= Button spider =

Various spiders found in South Africa

Button spider is a common name used in Southern Africa to refer to local members of the spider genus Latrodectus in the family Theridiidae. There are both black and brown button spiders in Southern Africa, known elsewhere as widow spiders. Seven Latrodectus species can be found in Southern Africa; six of them are native, one is possibly imported.

==Venom==
All species of Latrodectus are venomous to humans, and their bite constitutes a medical emergency. Envenomation by these spiders can be fatal to children and ill or infirm adults but there has never been a documented fatality from any button spider species in Southern Africa. Ordinarily, the body mass of a healthy adult is sufficient to dilute the venom to less than a fatal concentration. In most species, only the female spider is capable of effectively delivering the venom to humans as the males have much smaller chelicerae.

Although rarely fatal, the symptoms of the bite are often incredibly painful and medical attention is recommended following any Latrodectus species bite, as complications relating to the bite can arise. Treatment of bites is usually supportive, administering opiates for pain and benzodiazepines for spasms. An antidote is available in South Africa for the bites of both L. indistinctus and L. geometricus, however it is only used for severe cases of envenomation due to its potentially severe side effects.

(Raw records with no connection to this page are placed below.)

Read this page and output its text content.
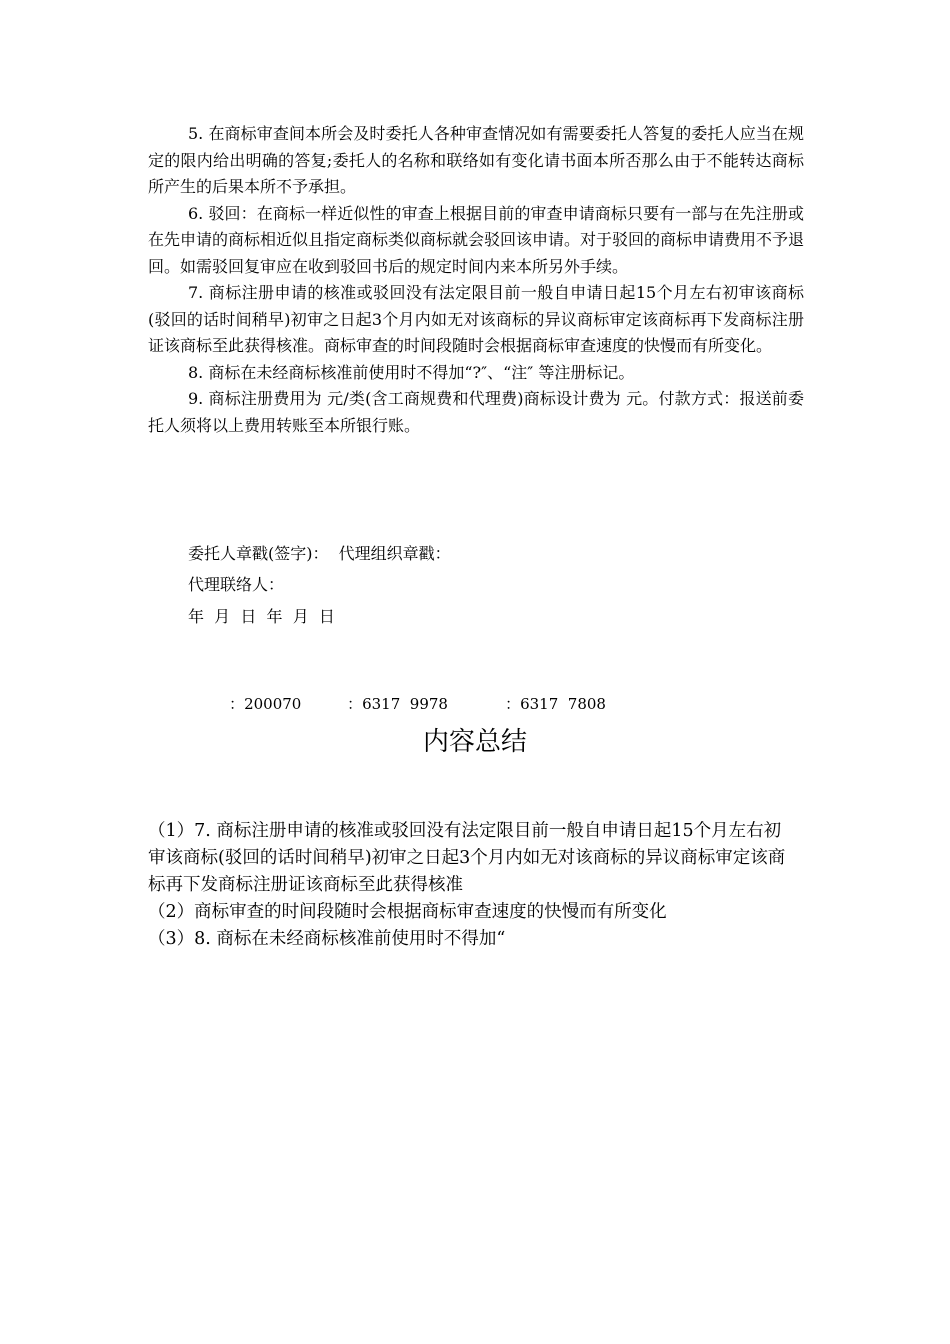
5. 在商标审查间本所会及时委托人各种审查情况如有需要委托人答复的委托人应当在规定的限内给出明确的答复;委托人的名称和联络如有变化请书面本所否那么由于不能转达商标所产生的后果本所不予承担。

6. 驳回：在商标一样近似性的审查上根据目前的审查申请商标只要有一部与在先注册或在先申请的商标相近似且指定商标类似商标就会驳回该申请。对于驳回的商标申请费用不予退回。如需驳回复审应在收到驳回书后的规定时间内来本所另外手续。

7. 商标注册申请的核准或驳回没有法定限目前一般自申请日起15个月左右初审该商标(驳回的话时间稍早)初审之日起3个月内如无对该商标的异议商标审定该商标再下发商标注册证该商标至此获得核准。商标审查的时间段随时会根据商标审查速度的快慢而有所变化。

8. 商标在未经商标核准前使用时不得加“?″、“注″ 等注册标记。

9. 商标注册费用为 元/类(含工商规费和代理费)商标设计费为 元。付款方式：报送前委托人须将以上费用转账至本所银行账。

委托人章戳(签字)：  代理组织章戳：
代理联络人：
年  月  日  年  月  日

：200070	：6317  9978	：6317  7808

内容总结

（1）7. 商标注册申请的核准或驳回没有法定限目前一般自申请日起15个月左右初审该商标(驳回的话时间稍早)初审之日起3个月内如无对该商标的异议商标审定该商标再下发商标注册证该商标至此获得核准

（2）商标审查的时间段随时会根据商标审查速度的快慢而有所变化

（3）8. 商标在未经商标核准前使用时不得加“
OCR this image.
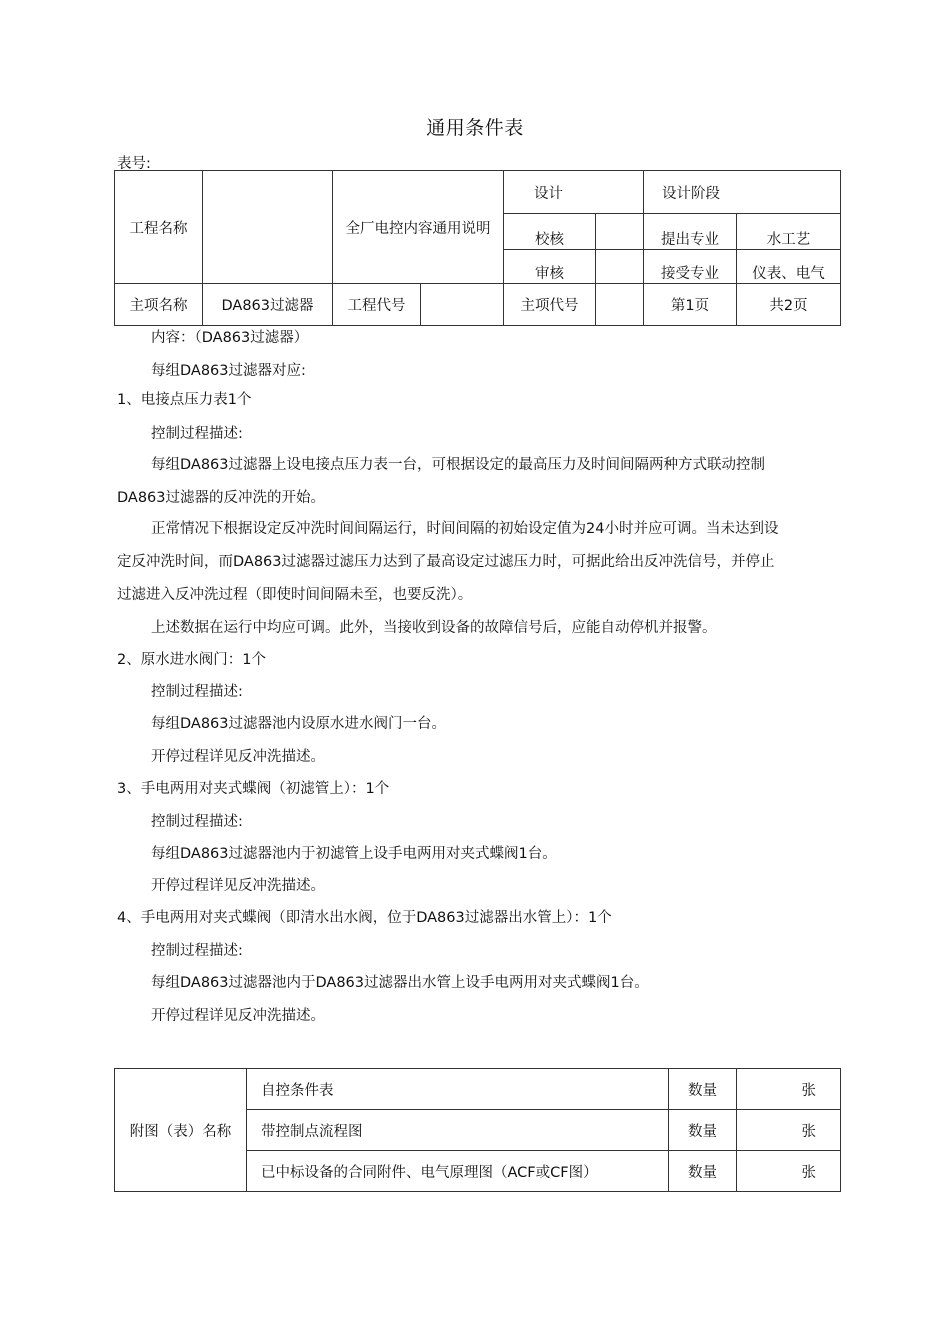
通用条件表
表号:
工程名称		全厂电控内容通用说明		设计		设计阶段	
				校核		提出专业	水工艺
				审核		接受专业	仪表、电气
主项名称	DA863过滤器	工程代号		主项代号		第1页	共2页
内容：（DA863过滤器）
每组DA863过滤器对应:
1、电接点压力表1个
控制过程描述:
每组DA863过滤器上设电接点压力表一台，可根据设定的最高压力及时间间隔两种方式联动控制
DA863过滤器的反冲洗的开始。
正常情况下根据设定反冲洗时间间隔运行，时间间隔的初始设定值为24小时并应可调。当未达到设
定反冲洗时间，而DA863过滤器过滤压力达到了最高设定过滤压力时，可据此给出反冲洗信号，并停止
过滤进入反冲洗过程（即使时间间隔未至，也要反洗）。
上述数据在运行中均应可调。此外，当接收到设备的故障信号后，应能自动停机并报警。
2、原水进水阀门：1个
控制过程描述:
每组DA863过滤器池内设原水进水阀门一台。
开停过程详见反冲洗描述。
3、手电两用对夹式蝶阀（初滤管上）：1个
控制过程描述:
每组DA863过滤器池内于初滤管上设手电两用对夹式蝶阀1台。
开停过程详见反冲洗描述。
4、手电两用对夹式蝶阀（即清水出水阀，位于DA863过滤器出水管上）：1个
控制过程描述:
每组DA863过滤器池内于DA863过滤器出水管上设手电两用对夹式蝶阀1台。
开停过程详见反冲洗描述。
附图（表）名称	自控条件表	数量	张
	带控制点流程图	数量	张
	已中标设备的合同附件、电气原理图（ACF或CF图）	数量	张
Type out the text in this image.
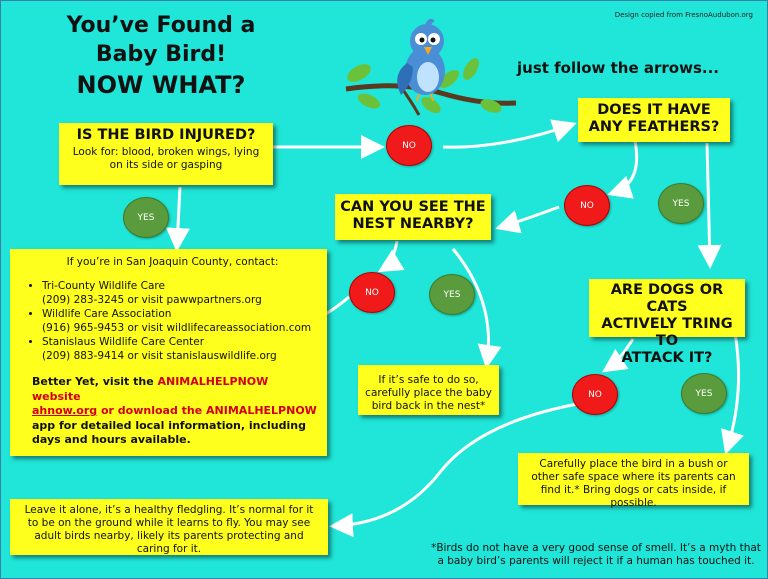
Design copied from FresnoAudubon.org
You’ve Found a
Baby Bird!
NOW WHAT?
just follow the arrows...
IS THE BIRD INJURED?
Look for: blood, broken wings, lying on its side or gasping
DOES IT HAVE
ANY FEATHERS?
CAN YOU SEE THE
NEST NEARBY?
ARE DOGS OR CATS
ACTIVELY TRING TO
ATTACK IT?
If you’re in San Joaquin County, contact:
• Tri-County Wildlife Care
(209) 283-3245 or visit pawwpartners.org
• Wildlife Care Association
(916) 965-9453 or visit wildlifecareassociation.com
• Stanislaus Wildlife Care Center
(209) 883-9414 or visit stanislauswildlife.org
Better Yet, visit the ANIMALHELPNOW website
ahnow.org or download the ANIMALHELPNOW
app for detailed local information, including days and hours available.
If it’s safe to do so, carefully place the baby bird back in the nest*
Carefully place the bird in a bush or other safe space where its parents can find it.* Bring dogs or cats inside, if possible.
Leave it alone, it’s a healthy fledgling. It’s normal for it to be on the ground while it learns to fly. You may see adult birds nearby, likely its parents protecting and caring for it.	*Birds do not have a very good sense of smell. It’s a myth that a baby bird’s parents will reject it if a human has touched it.
NO
YES
NO	YES
NO	YES
NO	YES
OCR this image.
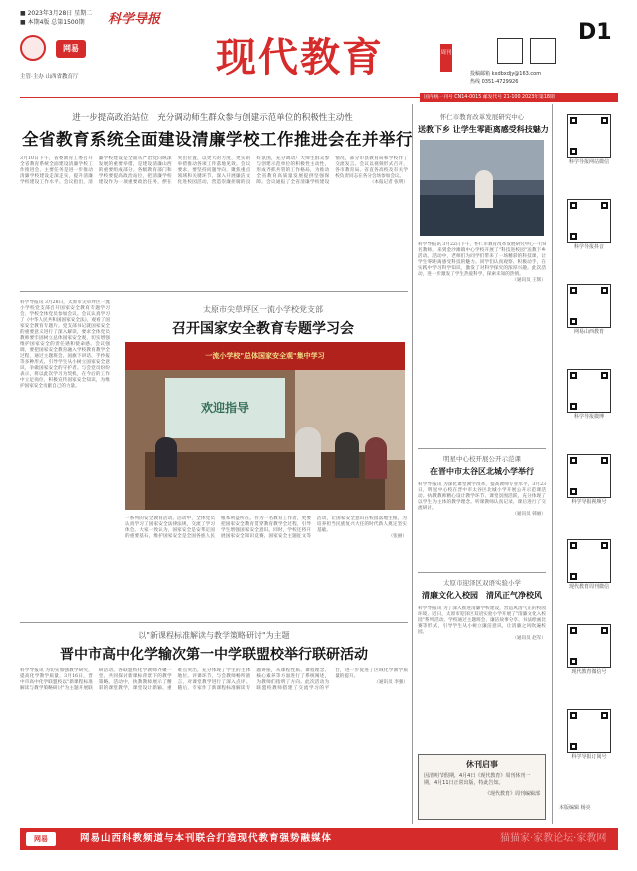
■ 2023年3月28日 星期二
■ 本期4版 总第1500期
网易
主管·主办 山西省教育厅
科学导报
现代教育	周刊
投稿邮箱 kxdbxdjy@163.com
热线 0351-4729926
D1
国内统一刊号 CN14-0015 邮发代号 21-100 2023年第18期
进一步提高政治站位　充分调动师生群众参与创建示范单位的积极性主动性
全省教育系统全面建设清廉学校工作推进会在并举行
3月10日下午，省委教育工委召开全省教育系统全面建设清廉学校工作推进会，主要任务是进一步推动清廉学校建设走深走实，提升清廉学校建设工作水平。会议指出，清廉学校建设是全面从严治党向纵深发展的重要举措，是建设清廉山西的重要组成部分。各级教育部门和学校要提高政治站位，把清廉学校建设作为一项重要政治任务，摆在突出位置，以更大的力度、更实的举措推动各项工作落地见效。会议要求，要坚持问题导向，聚焦重点领域和关键环节，深入开展廉洁文化进校园活动，营造崇廉拒腐的良好氛围，充分调动广大师生群众参与创建示范单位的积极性主动性，形成齐抓共管的工作格局，为推动全省教育高质量发展提供坚强保障。会议通报了全省清廉学校建设情况，部分市县教育局和学校作了交流发言。会议以视频形式召开，各市教育局、省直各高校及有关学校负责同志在各分会场参加会议。
（本报记者 张明）
科学导报讯 3月28日，太原市尖草坪区一流小学校党支部召开国家安全教育专题学习会，学校全体党员参加会议。会议认真学习了《中华人民共和国国家安全法》，观看了国家安全教育专题片。党支部书记就国家安全的重要意义进行了深入解读，要求全体党员教师要牢固树立总体国家安全观，切实增强维护国家安全的责任感和使命感。会议强调，要把国家安全教育融入学校教育教学全过程，通过主题班会、国旗下讲话、手抄报等多种形式，引导学生从小树立国家安全意识，争做国家安全的守护者。与会党员纷纷表示，将以此次学习为契机，在今后的工作中立足岗位，积极宣传国家安全知识，为维护国家安全贡献自己的力量。
太原市尖草坪区一流小学校党支部
召开国家安全教育专题学习会
一流小学校"总体国家安全观"集中学习
欢迎指导
一系列的安全教育活动。活动中，全体党员认真学习了国家安全法律法规，交流了学习体会。大家一致认为，国家安全是安邦定国的重要基石，维护国家安全是全国各族人民根本利益所在。作为一名教育工作者，更要把国家安全教育贯穿教育教学全过程，引导学生增强国家安全意识。同时，学校还将开展国家安全知识竞赛、国家安全主题征文等活动，让国家安全意识在校园落地生根，为培养担当民族复兴大任的时代新人奠定坚实基础。
（张丽）
以"新课程标准解读与教学策略研讨"为主题
晋中市高中化学输次第一中学联盟校举行联研活动
科学导报讯 为切实加强教学研究，提高化学教学质量，3月16日，晋中市高中化学联盟校以"新课程标准解读与教学策略研讨"为主题开展联研活动。各联盟校化学教师齐聚一堂，共同探讨新课标背景下的教学策略。活动中，执教教师展示了精彩的课堂教学，课堂设计新颖、重难点突出，充分体现了学生的主体地位。评课环节，与会教师畅所欲言，对课堂教学进行了深入点评。随后，专家作了新课程标准解读专题讲座，从课程性质、课程理念、核心素养等方面进行了系统阐述，为教师们指明了方向。此次活动为联盟校教师搭建了交流学习的平台，进一步促进了区域化学教学质量的提升。
（通讯员 李强）
怀仁市教育改革发展研究中心
送教下乡 让学生零距离感受科技魅力
科学导报讯 3月22日下午，怀仁市教育改革发展研究中心一行8名教师，来到金沙滩镇中心学校开展了"科技进校园"送教下乡活动。活动中，老师们为同学们带来了一场精彩的科技课，让学生零距离感受科技的魅力。同学们认真观察、积极动手，在实践中学习科学知识，激发了对科学探究的浓厚兴趣。此次活动，进一步激发了学生热爱科学、探索未知的热情。
（通讯员 王辉）
明星中心校开展公开示范课
在晋中市太谷区北城小学举行
科学导报讯 为深化课堂教学改革，提高教师专业水平，3月23日，明星中心校在晋中市太谷区北城小学开展公开示范课活动。执教教师精心设计教学环节，课堂氛围活跃，充分体现了以学生为主体的教学理念。听课教师认真记录，课后进行了交流研讨。
（通讯员 韩丽）
太原市迎泽区双语实验小学
清廉文化入校园　清风正气净校风
科学导报讯 为了深入推进清廉学校建设，营造风清气正的校园环境，近日，太原市迎泽区双语实验小学开展了"清廉文化入校园"系列活动。学校通过主题班会、廉洁故事分享、书法绘画比赛等形式，引导学生从小树立廉洁意识，让清廉之风吹遍校园。
（通讯员 赵军）
休刊启事
因清明节假期，4月4日《现代教育》周刊休刊一期，4月11日正常出版，特此告知。
《现代教育》周刊编辑部
科学导报网站微信
科学导报抖音
网易山西教育
科学导报微博
科学导报视频号
现代教育周刊微信
现代教育微信号
科学导报订阅号
本版编辑 杨亮
网易	网易山西科教频道与本刊联合打造现代教育强势融媒体	猫猫家·家教论坛·家教网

Individuals who are allergic to the venom may also require epinephrine (adrenaline) or diphenhydramine to treat subsequent anaphylaxis.

==Button spider species==
The species are informally divided into two groups, based on their color:

The black button spiders are black or brown in color, and include the following species:

- L. cinctus (east coast button spider)
- L. indistinctus (west coast button spider)
- L. karooensis (Karoo button spider)
- L. renivulvatus (inland button spider)

All of these spiders are native to Southern Africa.

The brown button spiders are lighter in color than the black button spiders and have a red hourglass marking under the abdomen (not above) with exception of the L. umbukwane which has both red markings above and below the opisthosoma (abdomen); there are three brown button species:

- L. geometricus (brown button spider)
- L. rhodesienses (Zimbabwe button spider)
- L. umbukwane (Phinda button spider)

L. geometricus is found in many parts of the world,(including in the United States) and it is known as the brown widow spider. it is unknown where this species' origins are. L. rhodesienses is native to Africa. Both brown button species have the famed hourglass markings of the black widow from other countries on their abdomens, but are generally lighter in colour. The brown button spiders' venom is less toxic to humans than the venom of the black buttons.